Balthasar Bickel

16.–17. 4.


Balthasar Bickel


  Department of General Linguistics
University of Zürich

Odborné zaměření:
– Diverzita jazyků světa
– Měření diverzity (hledání parametrů pro kvantifikaci)
– Typologické variace ve zpracování gramatických vztahů

16. 4. / 17:30 /
č. 300
1. Distributional Typology: a probabilistic approach to linguistic universals and areal diffusion

Over the past two decades, linguistic typology has been moving increasingly away from its original goal of classifying languages into ideal types that would be constrained by categorical universals. What has been emerging as a new paradigm instead starts from the distribution of structures in the world, asking “what’s where why?” I present here a concrete approach to this question, called ‘Distributional Typology’. The approach starts from causal theories on the forces that affect language change, from processing preferences to the historical contingencies of language contact. The predictions of these theories can then be tested against fine-grained matrices of cross-linguistic diversity, using statistical methods for estimating diachronic trends from synchronic distributions. 

17. 4. / 12.30 /
č. 18
2. Government vs. agreement in typological perspective

Case government and verb agreement operate along fundamentally similar mechanisms: both rely on selecting and separating specific argument sets, e.g. subject vs. object sets, and both share the function of signalling dependency relations (Lehmann 1988). Also, both mechanisms are open to a similar range of cross-linguistic variation, e.g. both can be sensitive to referential properties or to co-argument properties. Given all these similarities, one would expect that the worldwide distributions of government and agreement are statistically interlocked. This expectation is not empirically supported.

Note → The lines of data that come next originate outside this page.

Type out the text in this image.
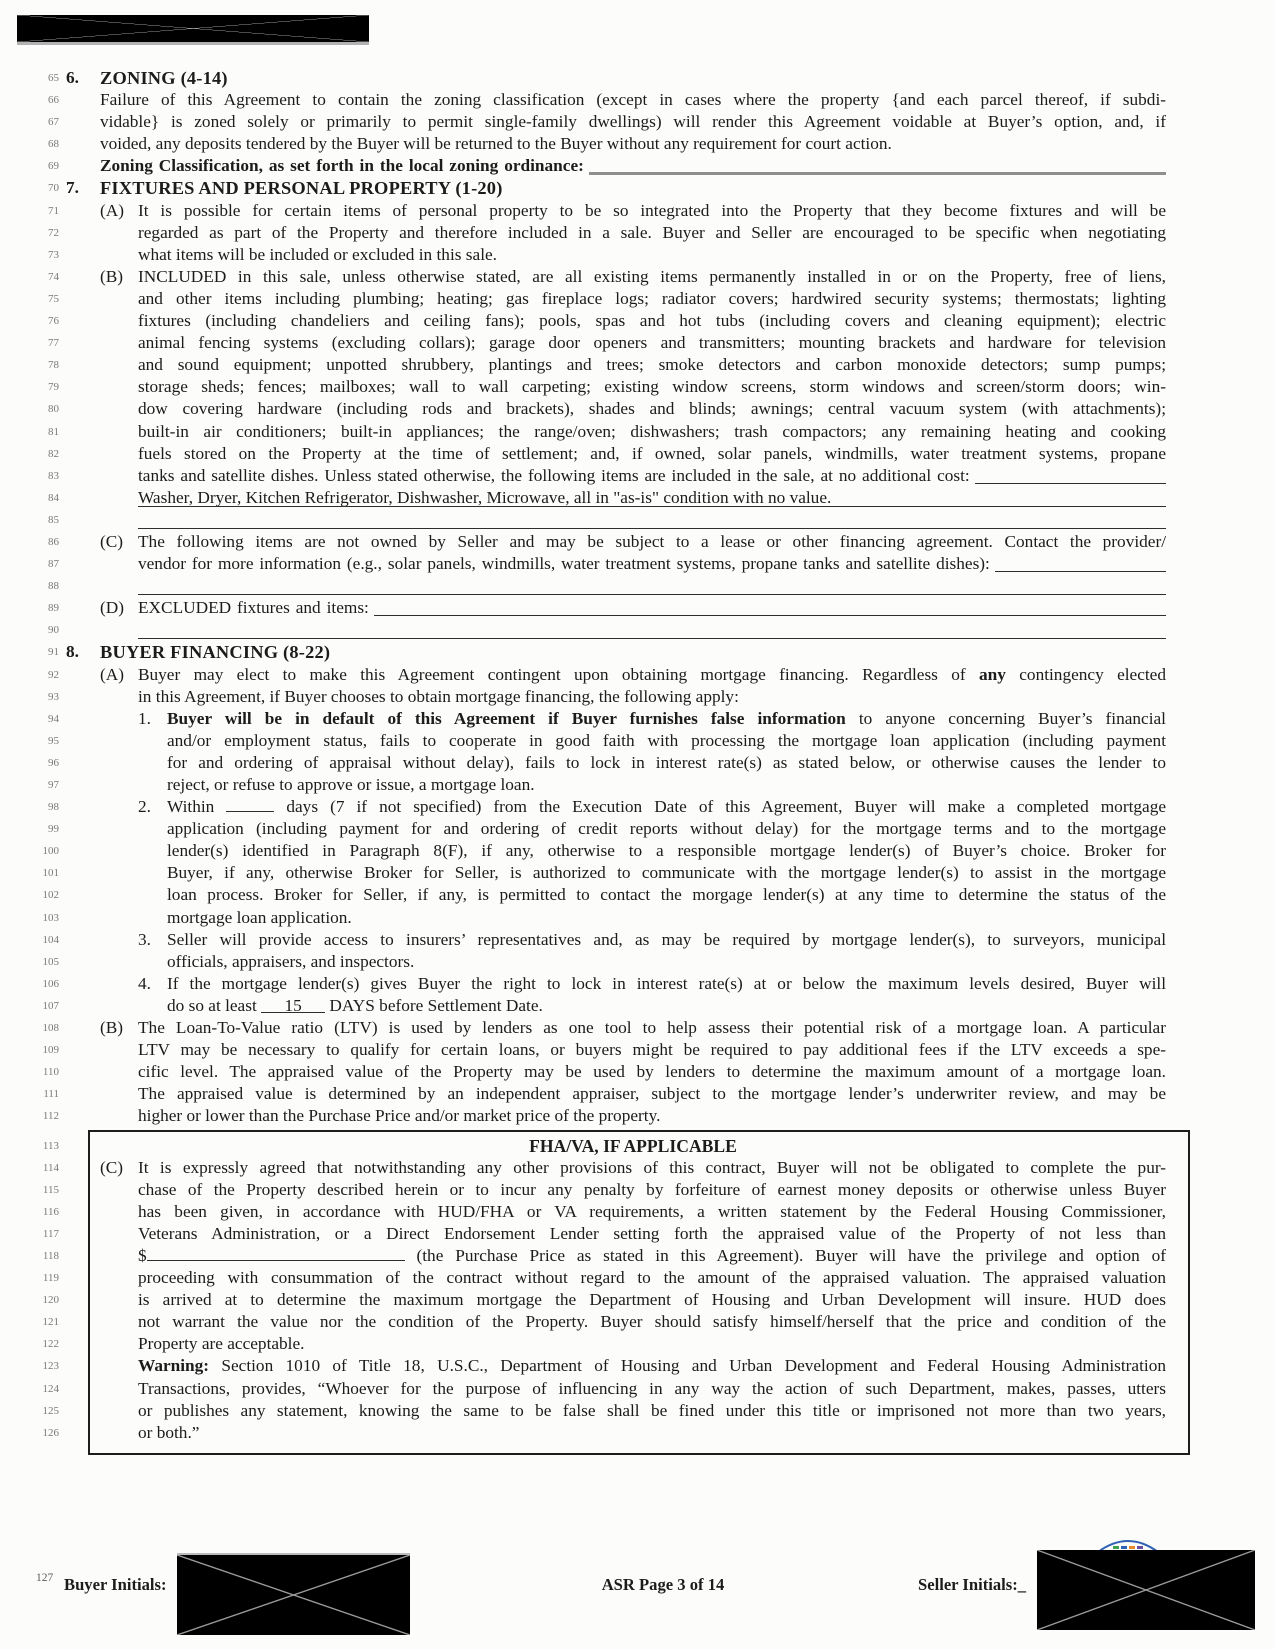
65 6. ZONING (4-14)
66 Failure of this Agreement to contain the zoning classification (except in cases where the property {and each parcel thereof, if subdi-
67 vidable} is zoned solely or primarily to permit single-family dwellings) will render this Agreement voidable at Buyer’s option, and, if
68 voided, any deposits tendered by the Buyer will be returned to the Buyer without any requirement for court action.
69 Zoning Classification, as set forth in the local zoning ordinance:
70 7. FIXTURES AND PERSONAL PROPERTY (1-20)
71 (A) It is possible for certain items of personal property to be so integrated into the Property that they become fixtures and will be
72	regarded as part of the Property and therefore included in a sale. Buyer and Seller are encouraged to be specific when negotiating
73	what items will be included or excluded in this sale.
74 (B) INCLUDED in this sale, unless otherwise stated, are all existing items permanently installed in or on the Property, free of liens,
75	and other items including plumbing; heating; gas fireplace logs; radiator covers; hardwired security systems; thermostats; lighting
76	fixtures (including chandeliers and ceiling fans); pools, spas and hot tubs (including covers and cleaning equipment); electric
77	animal fencing systems (excluding collars); garage door openers and transmitters; mounting brackets and hardware for television
78	and sound equipment; unpotted shrubbery, plantings and trees; smoke detectors and carbon monoxide detectors; sump pumps;
79	storage sheds; fences; mailboxes; wall to wall carpeting; existing window screens, storm windows and screen/storm doors; win-
80	dow covering hardware (including rods and brackets), shades and blinds; awnings; central vacuum system (with attachments);
81	built-in air conditioners; built-in appliances; the range/oven; dishwashers; trash compactors; any remaining heating and cooking
82	fuels stored on the Property at the time of settlement; and, if owned, solar panels, windmills, water treatment systems, propane
83	tanks and satellite dishes. Unless stated otherwise, the following items are included in the sale, at no additional cost:
84	Washer, Dryer, Kitchen Refrigerator, Dishwasher, Microwave, all in "as-is" condition with no value.
85
86 (C) The following items are not owned by Seller and may be subject to a lease or other financing agreement. Contact the provider/
87	vendor for more information (e.g., solar panels, windmills, water treatment systems, propane tanks and satellite dishes):
88
89 (D) EXCLUDED fixtures and items:
90
91 8. BUYER FINANCING (8-22)
92 (A) Buyer may elect to make this Agreement contingent upon obtaining mortgage financing. Regardless of any contingency elected
93	in this Agreement, if Buyer chooses to obtain mortgage financing, the following apply:
94	1. Buyer will be in default of this Agreement if Buyer furnishes false information to anyone concerning Buyer’s financial
95	and/or employment status, fails to cooperate in good faith with processing the mortgage loan application (including payment
96	for and ordering of appraisal without delay), fails to lock in interest rate(s) as stated below, or otherwise causes the lender to
97	reject, or refuse to approve or issue, a mortgage loan.
98	2. Within	days (7 if not specified) from the Execution Date of this Agreement, Buyer will make a completed mortgage
99	application (including payment for and ordering of credit reports without delay) for the mortgage terms and to the mortgage
100	lender(s) identified in Paragraph 8(F), if any, otherwise to a responsible mortgage lender(s) of Buyer’s choice. Broker for
101	Buyer, if any, otherwise Broker for Seller, is authorized to communicate with the mortgage lender(s) to assist in the mortgage
102	loan process. Broker for Seller, if any, is permitted to contact the morgage lender(s) at any time to determine the status of the
103	mortgage loan application.
104	3. Seller will provide access to insurers’ representatives and, as may be required by mortgage lender(s), to surveyors, municipal
105	officials, appraisers, and inspectors.
106	4. If the mortgage lender(s) gives Buyer the right to lock in interest rate(s) at or below the maximum levels desired, Buyer will
107	do so at least 15 DAYS before Settlement Date.
108 (B) The Loan-To-Value ratio (LTV) is used by lenders as one tool to help assess their potential risk of a mortgage loan. A particular
109	LTV may be necessary to qualify for certain loans, or buyers might be required to pay additional fees if the LTV exceeds a spe-
110	cific level. The appraised value of the Property may be used by lenders to determine the maximum amount of a mortgage loan.
111	The appraised value is determined by an independent appraiser, subject to the mortgage lender’s underwriter review, and may be
112	higher or lower than the Purchase Price and/or market price of the property.
113	FHA/VA, IF APPLICABLE
114 (C) It is expressly agreed that notwithstanding any other provisions of this contract, Buyer will not be obligated to complete the pur-
115	chase of the Property described herein or to incur any penalty by forfeiture of earnest money deposits or otherwise unless Buyer
116	has been given, in accordance with HUD/FHA or VA requirements, a written statement by the Federal Housing Commissioner,
117	Veterans Administration, or a Direct Endorsement Lender setting forth the appraised value of the Property of not less than
118	$	(the Purchase Price as stated in this Agreement). Buyer will have the privilege and option of
119	proceeding with consummation of the contract without regard to the amount of the appraised valuation. The appraised valuation
120	is arrived at to determine the maximum mortgage the Department of Housing and Urban Development will insure. HUD does
121	not warrant the value nor the condition of the Property. Buyer should satisfy himself/herself that the price and condition of the
122	Property are acceptable.
123	Warning: Section 1010 of Title 18, U.S.C., Department of Housing and Urban Development and Federal Housing Administration
124	Transactions, provides, “Whoever for the purpose of influencing in any way the action of such Department, makes, passes, utters
125	or publishes any statement, knowing the same to be false shall be fined under this title or imprisoned not more than two years,
126	or both.”
127 Buyer Initials:	ASR Page 3 of 14	Seller Initials:_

Instead, the distribution of both is chiefly driven by deep-time areal diffusion processes, while the distribution of case is in addition affected by word order conditions (as already proposed by Hawkins). These findings suggest that government and agreement are more independent of each other than is traditionally assumed. Further support for this conclusion form the fact the histories of the two phenomena tend to be subject to radically different factors.